Doctor Noah Monaco, rare disease specialist, and his twin sister, Sydney, private detective, lost their parents years ago, but have recently inherited an estate in Connecticut, from an aunt they never knew existed. It's 800 miles from their Atlanta home, but Noah takes a few days to check the place out, including walking the perimeter of the property.

In the course of doing that, he finds a woman being attacked by a strange man. He manages to chase the man off, but while pursuing him, Noah stumbles and takes a bad fall.

When he doesn't check in as expected, Sydney turns current cases over to her assistant, and heads to Connecticut to find him.

When Noah regains consciousness, he recognizes that he has a concussion, and is relieved when the woman shows up. Help available! But the woman is very confused, has no memory of seeing him before, and it slowly becomes apparent she has no short-term memory at all. Even turning away for a few minutes wipes out her memory of what went before.

He gets some help from the woman, but soon loses her to her lack of short-term memory.

When Sydney shows up, tracking his cellphone to where he dropped it, and then following the scuffed trail, he discovers he was out longer than he though; it's the next day. The woman wanders back, and the twins manage, despite the woman's confusion, to coax her to help Sydney get Noah back to their aunt's house.

What they don't yet realize is that the spot where Sydney found Noah's phone, and an unusual amulet buried in the leaves, is the entrance to an underground chamber, and the site of a ten-year-old crime.

The confused woman has her own hidden history that she knows nothing about--not even her own name. Sydney and Noah manage to win her trust and get her to record reminders to substitute for real memory for the moment, but it soon seems that she has enemies who are pursuing her, not just a random attacker in the woods.

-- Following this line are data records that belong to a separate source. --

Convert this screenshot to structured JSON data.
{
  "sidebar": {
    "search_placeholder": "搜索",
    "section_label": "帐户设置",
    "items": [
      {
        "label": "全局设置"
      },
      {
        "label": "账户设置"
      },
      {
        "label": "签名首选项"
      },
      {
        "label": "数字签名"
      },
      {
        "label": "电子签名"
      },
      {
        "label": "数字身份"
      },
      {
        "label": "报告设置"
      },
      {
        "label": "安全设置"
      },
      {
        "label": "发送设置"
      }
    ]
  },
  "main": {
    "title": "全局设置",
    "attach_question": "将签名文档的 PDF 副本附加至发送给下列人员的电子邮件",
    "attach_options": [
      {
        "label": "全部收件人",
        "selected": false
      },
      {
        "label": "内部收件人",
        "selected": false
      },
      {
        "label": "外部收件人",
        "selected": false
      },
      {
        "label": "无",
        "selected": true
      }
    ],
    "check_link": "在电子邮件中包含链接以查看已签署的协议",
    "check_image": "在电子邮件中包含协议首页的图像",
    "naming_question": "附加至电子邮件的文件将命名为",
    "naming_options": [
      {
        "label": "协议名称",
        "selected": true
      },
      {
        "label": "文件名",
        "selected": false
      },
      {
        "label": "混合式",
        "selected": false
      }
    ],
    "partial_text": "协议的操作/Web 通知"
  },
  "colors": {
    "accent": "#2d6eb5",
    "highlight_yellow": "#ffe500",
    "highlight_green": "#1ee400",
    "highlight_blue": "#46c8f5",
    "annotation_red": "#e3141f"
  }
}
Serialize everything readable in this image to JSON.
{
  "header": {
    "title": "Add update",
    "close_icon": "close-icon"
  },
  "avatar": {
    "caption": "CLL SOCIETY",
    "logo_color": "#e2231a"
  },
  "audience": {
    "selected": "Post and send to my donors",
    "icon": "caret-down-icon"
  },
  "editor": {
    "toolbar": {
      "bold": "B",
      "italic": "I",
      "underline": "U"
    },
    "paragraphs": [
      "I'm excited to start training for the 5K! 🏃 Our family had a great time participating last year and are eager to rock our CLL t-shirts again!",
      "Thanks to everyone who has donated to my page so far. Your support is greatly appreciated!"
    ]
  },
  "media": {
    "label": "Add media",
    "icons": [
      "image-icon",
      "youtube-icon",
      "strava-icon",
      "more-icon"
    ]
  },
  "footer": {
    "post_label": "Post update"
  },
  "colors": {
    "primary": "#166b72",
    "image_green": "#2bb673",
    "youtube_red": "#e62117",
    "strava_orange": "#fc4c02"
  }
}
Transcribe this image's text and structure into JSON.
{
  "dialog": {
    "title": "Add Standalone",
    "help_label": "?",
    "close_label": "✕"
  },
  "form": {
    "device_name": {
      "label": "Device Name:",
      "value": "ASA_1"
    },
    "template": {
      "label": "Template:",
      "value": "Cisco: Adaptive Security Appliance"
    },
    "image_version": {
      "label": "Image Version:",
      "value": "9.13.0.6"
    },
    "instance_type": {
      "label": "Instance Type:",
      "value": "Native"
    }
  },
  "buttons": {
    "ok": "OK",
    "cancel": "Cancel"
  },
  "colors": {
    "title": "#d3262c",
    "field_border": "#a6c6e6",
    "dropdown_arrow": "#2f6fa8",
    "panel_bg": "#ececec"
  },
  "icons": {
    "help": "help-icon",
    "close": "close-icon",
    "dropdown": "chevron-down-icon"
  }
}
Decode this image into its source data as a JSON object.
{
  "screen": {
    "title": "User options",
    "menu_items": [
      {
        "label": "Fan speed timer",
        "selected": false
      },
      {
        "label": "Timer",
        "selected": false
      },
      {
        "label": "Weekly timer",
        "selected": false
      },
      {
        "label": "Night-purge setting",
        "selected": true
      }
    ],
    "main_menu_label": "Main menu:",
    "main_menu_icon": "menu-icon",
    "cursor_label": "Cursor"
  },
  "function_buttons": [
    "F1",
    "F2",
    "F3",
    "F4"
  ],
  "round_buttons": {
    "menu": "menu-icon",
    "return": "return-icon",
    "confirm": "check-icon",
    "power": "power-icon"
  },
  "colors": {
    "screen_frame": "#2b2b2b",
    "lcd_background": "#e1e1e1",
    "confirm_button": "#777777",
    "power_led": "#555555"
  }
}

They need a crafty plan to get them all to Atlanta, and then Noah goes to work solving the mystery of the woman's condition, while Sydney goes to work solving the mystery of her background. It's fast-paced, exciting, and fun, even if the discussion of cutting-edge DNA testing and searching, to identify the woman, does get a little ridiculous. I seriously lost count of the number of times that what sounds like pretty normal use of DNA genealogy databases to identify relatives was described as "cutting edge." I mean, really, this is basically the business that Ancestry and 29andMe, and probably others I'm not aware of, are in. But except for that weakness, it's interesting and entertaining. I really liked Noah, Sydney, and their friends.

Recommended.

I received a free copy of this audiobook from the author, and am reviewing it voluntarily.